The biggest objectives for Andrea Schumacher Interiors were to incorporate the homeowner’s many eclectic and beautiful family heirlooms, art, and antiques collected from their travels. The designers were not afraid to put seemingly disparate pieces together to create the multi-layered and textured look they wanted. They drew elevations of every room showing where pieces might be used, and revised based on feedback. Walls of bookcases, for example, became open doorways. For colour, Andrea Schumacher Interiors pored over hundreds of swatches, comparing fabrics and wall colours with the owners every step of the way. In the living room, the homeowners had expanded the space to introduce more natural light. The designers framed the doors with a custom, colourful, vintage-inspired fabric that inspired the rest of the room’s inviting blend of wood trim, chandeliers, fabrics, heirloom furniture, art, and antiques.

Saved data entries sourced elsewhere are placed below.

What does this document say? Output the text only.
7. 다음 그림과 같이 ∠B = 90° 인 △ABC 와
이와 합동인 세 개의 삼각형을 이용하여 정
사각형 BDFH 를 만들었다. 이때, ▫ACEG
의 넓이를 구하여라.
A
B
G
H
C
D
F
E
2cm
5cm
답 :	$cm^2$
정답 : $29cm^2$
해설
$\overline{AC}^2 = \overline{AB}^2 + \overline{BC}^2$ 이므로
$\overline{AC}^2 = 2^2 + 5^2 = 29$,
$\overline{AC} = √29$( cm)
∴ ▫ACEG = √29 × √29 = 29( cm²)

Andrea Schumacher Interiors loved being able to layer so many styles, colours, and textures alongside the owner’s amazing collection of art and furniture. The style of the home is not Old World, but worldly, layered with the owners’ travels and appreciation for heritage and culture. It’s not too serious and not too silly, a true testament to the spirit of who lives there. Andrea Schumacher’s favourite example is the kitchen’s pairing of vintage-inspired Chinoiserie wallpaper with a bold and modern green island. The designers were personally involved with the custom design of the cabinetry in the home, as well as the patterns on drapes and wallpaper. The chinoiserie silk paper in the kitchen, in particular, was hand-painted in a custom colour option to get around the owner’s distaste for pink.